吴刘氏满面潮红,犹豫着回想了片刻,方才回话道:“回公子,亡夫平日里很少在贱妇房里歇息,不过,亡夫出事前的那天夜里,他如同醉酒一般,迷迷糊糊地闯入了贱妇房内,眼睛睁得很大,似是恐慌得紧,嘴里念叨着不要来找我,我没杀你之类的胡话。”
苍小哥眉头微微蹙起,“姐姐本家姓刘,小哥记得城主府有位主簿也是姓刘,不知可有什么渊源?”
吴刘氏颔首,“那位便是贱妇的长兄。”
“哦,”苍小哥一声长哦,“原来姐姐还有这样的渊源,只是小哥很是纳闷,这位姐夫是吃了熊心豹胆了吗?竟然敢将姐姐这样的人儿晾在一旁,刘主簿就不曾为你讨个说法吗?”
“回公子的话,家兄并不知情的,贱妇岂是那般乱嚼舌头的愚妇?”吴刘氏不卑不亢地回道。
苍小哥感觉得到,这个女子当真了得,难怪当家的撒手一去,家里未见半点散落迹象。“赵捕头,你婚配了吗?”
赵大保扭捏道:“公子别拿小的开涮了,小的这般长相,哪里有女子看得上?”
苍小哥将怀里的小三儿搂紧了些,“小哥就成婚了。”
赵大保羞愤欲死,不带这么膈应人的,你成功,你牛逼,你达到人生巅峰,可是这与老子有什么干系?你非要刺激老子。
“小哥成婚后,照样出来会小三儿,”苍小哥继续嘚瑟,双手紧紧抓住宫三的柔荑,不抓紧不行啊,宫三手中已握有十五把刀,距离如此之近,稍稍松懈一点,小哥可就真成了东方不败。
“这说明什么?女人永远是男人的弱点。”苍小哥终于回到了主题,“赵捕头,如果你有这样的娇妻,会如何?”
赵大保神情一呆,下意识地回道:“小的天天赖在她床上,一刻钟也不愿意下来。”
“说得好,这就是一个正常男人的反应,可是咱们这位姐姐的男人呢?他是如何做的?”小哥感觉到怀里的人儿不再暴躁了,心里也是长舒了一口气。不容易啊,小三儿这脾气就是辣,不过小哥很喜欢呐。
“这肯定不正常啊,”赵大保怪叫一声,看向吴刘氏的目光顿时变了,精神更是高度紧张起来,手已下意识地按在了刀柄上。

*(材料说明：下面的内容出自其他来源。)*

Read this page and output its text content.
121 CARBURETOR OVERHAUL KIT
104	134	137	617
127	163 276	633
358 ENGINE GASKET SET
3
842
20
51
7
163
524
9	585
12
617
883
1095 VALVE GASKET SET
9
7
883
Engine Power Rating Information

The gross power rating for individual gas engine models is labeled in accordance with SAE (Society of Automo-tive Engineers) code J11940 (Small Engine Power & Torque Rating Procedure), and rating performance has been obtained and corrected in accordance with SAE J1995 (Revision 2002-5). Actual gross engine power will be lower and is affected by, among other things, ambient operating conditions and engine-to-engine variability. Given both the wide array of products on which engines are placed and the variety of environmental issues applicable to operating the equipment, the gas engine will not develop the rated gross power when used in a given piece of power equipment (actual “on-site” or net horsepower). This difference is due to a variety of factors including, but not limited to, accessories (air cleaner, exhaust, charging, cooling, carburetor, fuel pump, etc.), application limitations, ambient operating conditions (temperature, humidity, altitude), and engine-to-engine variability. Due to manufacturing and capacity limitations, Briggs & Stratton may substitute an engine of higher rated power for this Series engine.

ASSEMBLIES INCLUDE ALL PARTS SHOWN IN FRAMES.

“放轻松,赵捕头,”苍小哥宽慰道,“现在的年轻人,都是这么冲动的吗?”
后半句小哥说得很轻,但赵大保还是听得真切,心里的憋屈感更甚几分,大哥,不带这样膈应人的,到底谁才是年轻人呐?是你是你是你啊……
“所以说,有人说谎了,要么是死者,要么是眼前这位漂亮的姐姐,赵捕头,以你的经验,谁才是那个说谎者呢?”小哥一脸笑意地望着黑炭脸赵大保。